5.4.06

Bizarro ao quadrado: os homossexuais não podiam dar sangue

Vamos lá ver se percebi: há dias li que agora os homossexuais já não estão impossibilitados de dar sangue. Presume-se que antes deste agora isso era uma impossibilidade. É bom saber, ainda que tardiamente, o estado deplorável da sociedade que somos. Quanto mais não seja pela gratificação de saber que a bizarria foi varrida do mapa.

Por um momento regresso ao passado, ao tempo em que homossexuais estavam proibidos de dar sangue. Tento perceber a opção de quem assim legislou. Que somos uma sociedade conservadora em matéria de costumes, não é novidade. Que praticamos retórica inconsequente, não condizente com os actos sintonizados em sentido diferente da retórica, também não é coisa inovadora de concluir. Há um esforço para reconhecer direitos básicos aos homossexuais – quanto mais não seja, o direito de assumir uma opção sexual diferente. É o próprio Estado que vai saindo do espartilho da sociedade conservadora, sancionando a aspiração de liberdade que não pode ser negada a homossexuais – como é consentida a heterossexuais, como deve ser permitida a bissexuais, ou a assexuadas personagens que gravitam no celibato. É enigmático como o mesmo Estado que se cola ao politicamente correcto resvale para estas distracções, barrando o caminho das salas de doação de sangue a quem seja homossexual.

Algumas perplexidades vêm à superfície. Primeira, perceber a discriminação dos homossexuais enquanto dadores de sangue. Acho que já percebi: o sangue dos homossexuais é de fraca qualidade. Ou isso, ou então sempre se confirma uma tese tão grata à igreja católica: a homossexualidade é uma doença, ou pelo menos um desvio de comportamento. Ora quem padece de maleitas não preenche as condições para dar sangue. Impõe-se a cautela, não vá a ciência provar que a “doença” da homossexualidade se transmite via transfusão sanguínea.

Segunda perplexidade: e se um homossexual não se confessar enquanto tal, aí já pode dar sangue. Estará a cometer uma ilegalidade? Sim e não ao mesmo tempo. Não, ele não é obrigado a gritar de pulmões abertos, no meio do hospital, “eu sou gay”. Sim, cometia uma ilegalidade porque dava sangue quando a magnífica lei o impedia de praticar semelhante acto filantrópico. A ambiguidade podia criar situações de incerteza. Se persistisse a bizarra medida que agora foi eliminada, propunha uma solução: cadastrar os homossexuais, como os nazis faziam aos judeus, a quem pregavam uma cruz no vestuário; ou registar os dadores de sangue, que seriam obrigados a responder a uma pergunta sacramental – é homossexual?
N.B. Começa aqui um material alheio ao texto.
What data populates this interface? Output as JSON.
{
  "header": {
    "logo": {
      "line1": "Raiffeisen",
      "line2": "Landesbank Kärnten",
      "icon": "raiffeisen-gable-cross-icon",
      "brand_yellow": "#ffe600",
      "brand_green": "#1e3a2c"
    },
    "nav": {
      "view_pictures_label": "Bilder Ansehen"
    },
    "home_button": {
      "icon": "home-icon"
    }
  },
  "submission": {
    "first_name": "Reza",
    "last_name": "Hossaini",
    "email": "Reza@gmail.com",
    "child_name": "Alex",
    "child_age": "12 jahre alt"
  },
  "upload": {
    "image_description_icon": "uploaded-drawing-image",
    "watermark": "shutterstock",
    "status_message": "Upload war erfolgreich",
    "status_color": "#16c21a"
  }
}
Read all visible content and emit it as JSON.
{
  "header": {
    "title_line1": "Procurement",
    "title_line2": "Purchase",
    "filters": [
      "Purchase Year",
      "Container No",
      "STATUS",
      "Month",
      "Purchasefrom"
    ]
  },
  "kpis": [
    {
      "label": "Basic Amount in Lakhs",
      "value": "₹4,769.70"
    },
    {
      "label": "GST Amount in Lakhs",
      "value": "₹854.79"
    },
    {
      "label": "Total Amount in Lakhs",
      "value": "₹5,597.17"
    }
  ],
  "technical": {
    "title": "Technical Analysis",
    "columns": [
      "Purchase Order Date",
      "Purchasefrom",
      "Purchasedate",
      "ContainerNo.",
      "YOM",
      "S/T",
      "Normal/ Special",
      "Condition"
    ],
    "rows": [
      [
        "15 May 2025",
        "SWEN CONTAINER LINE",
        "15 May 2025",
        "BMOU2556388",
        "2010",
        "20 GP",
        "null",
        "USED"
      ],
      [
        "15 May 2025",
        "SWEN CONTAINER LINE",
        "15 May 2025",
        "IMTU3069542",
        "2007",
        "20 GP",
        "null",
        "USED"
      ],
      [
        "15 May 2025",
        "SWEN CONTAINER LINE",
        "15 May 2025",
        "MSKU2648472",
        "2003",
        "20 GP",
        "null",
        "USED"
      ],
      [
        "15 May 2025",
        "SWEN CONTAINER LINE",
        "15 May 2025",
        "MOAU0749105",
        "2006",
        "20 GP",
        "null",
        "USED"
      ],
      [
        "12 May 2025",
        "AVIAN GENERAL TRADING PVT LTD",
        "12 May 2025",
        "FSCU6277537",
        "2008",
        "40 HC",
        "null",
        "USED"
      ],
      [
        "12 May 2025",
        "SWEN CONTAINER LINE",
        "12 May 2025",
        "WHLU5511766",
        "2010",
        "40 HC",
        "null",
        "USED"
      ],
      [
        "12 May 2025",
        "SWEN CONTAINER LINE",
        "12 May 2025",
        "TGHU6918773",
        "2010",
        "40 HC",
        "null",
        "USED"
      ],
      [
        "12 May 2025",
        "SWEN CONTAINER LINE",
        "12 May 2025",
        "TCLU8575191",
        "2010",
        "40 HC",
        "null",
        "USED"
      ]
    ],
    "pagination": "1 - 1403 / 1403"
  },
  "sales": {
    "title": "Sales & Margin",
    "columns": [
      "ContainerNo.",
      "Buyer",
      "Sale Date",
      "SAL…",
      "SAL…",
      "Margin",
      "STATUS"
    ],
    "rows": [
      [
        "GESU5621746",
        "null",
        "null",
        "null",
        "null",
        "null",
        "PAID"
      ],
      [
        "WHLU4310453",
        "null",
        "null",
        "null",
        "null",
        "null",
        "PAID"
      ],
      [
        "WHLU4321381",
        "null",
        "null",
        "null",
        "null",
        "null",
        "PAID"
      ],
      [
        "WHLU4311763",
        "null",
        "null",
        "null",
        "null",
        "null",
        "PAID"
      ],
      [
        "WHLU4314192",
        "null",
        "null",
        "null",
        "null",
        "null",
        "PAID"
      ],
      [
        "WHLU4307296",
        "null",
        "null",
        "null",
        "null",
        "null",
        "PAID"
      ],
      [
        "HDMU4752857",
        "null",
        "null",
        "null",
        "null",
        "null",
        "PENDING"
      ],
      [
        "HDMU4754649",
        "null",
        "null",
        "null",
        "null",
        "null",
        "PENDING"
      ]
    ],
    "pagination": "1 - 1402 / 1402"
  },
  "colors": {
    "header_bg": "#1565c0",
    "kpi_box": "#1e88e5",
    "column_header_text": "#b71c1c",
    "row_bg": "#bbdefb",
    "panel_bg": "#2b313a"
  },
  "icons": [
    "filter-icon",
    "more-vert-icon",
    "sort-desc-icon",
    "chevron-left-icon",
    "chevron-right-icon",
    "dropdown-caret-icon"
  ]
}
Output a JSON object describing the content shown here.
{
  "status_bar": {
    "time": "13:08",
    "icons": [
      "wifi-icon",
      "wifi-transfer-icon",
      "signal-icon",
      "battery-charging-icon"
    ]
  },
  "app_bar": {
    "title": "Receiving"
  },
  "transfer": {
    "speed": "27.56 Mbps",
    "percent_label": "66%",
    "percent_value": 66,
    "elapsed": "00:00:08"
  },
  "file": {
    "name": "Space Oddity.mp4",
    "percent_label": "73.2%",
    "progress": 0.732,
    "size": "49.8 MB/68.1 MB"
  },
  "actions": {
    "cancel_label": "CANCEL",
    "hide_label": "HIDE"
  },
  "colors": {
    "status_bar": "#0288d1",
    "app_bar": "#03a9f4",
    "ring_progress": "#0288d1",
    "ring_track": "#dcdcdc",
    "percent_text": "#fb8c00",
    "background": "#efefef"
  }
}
Terceira perplexidade: imaginar que uma das mentes iluminadas (que decidiu colocar em letra da lei a impossibilidade dos homossexuais serem dadores de sangue) teve um acidente, está na urgência do hospital a meio de uma cirurgia que lhe tenta salvar a vida, necessita de uma transfusão sanguínea. Só por hipótese académica, o seu tipo sanguíneo é muito raro. Por uma notável coincidência, naquele hospital e naquele momento encontrava-se um homossexual assumido que coincide nesse grupo sanguíneo. Deixa-se morrer tão iluminada figura, só para respeitar a lei? Se o pessoal médico for zeloso ao ponto de não incomodar o homossexual, poderá ser acusado de negligência? E se acaso o homossexual quiser servir uma fria vingança, recusando-se a oferecer uma veia à agulha para retirar o sangue necessário para a vítima, poderá ser incriminado por nada ter feito para salvar a vida de figura tão importante?

A diarreia legislativa de sucessivos governos, de sucessivas levas de burocratas que querem, a todo o transe, deixar a sua marca pessoal, é um cadafalso. Fazer leis absurdas traz o Estado para o domínio do surreal. Boas novas para o anarquista. Pois que os governos continuem pejados de burocratas que se auto-investem na divina condição de iluminados, que continuem a deliciar-nos com pérolas como a que impedia os homossexuais de serem dadores de sangue. E para que daqui não haja apenas maledicência e crítica destrutiva, o epílogo louva o governo pela sensatez de corrigir esta boutade.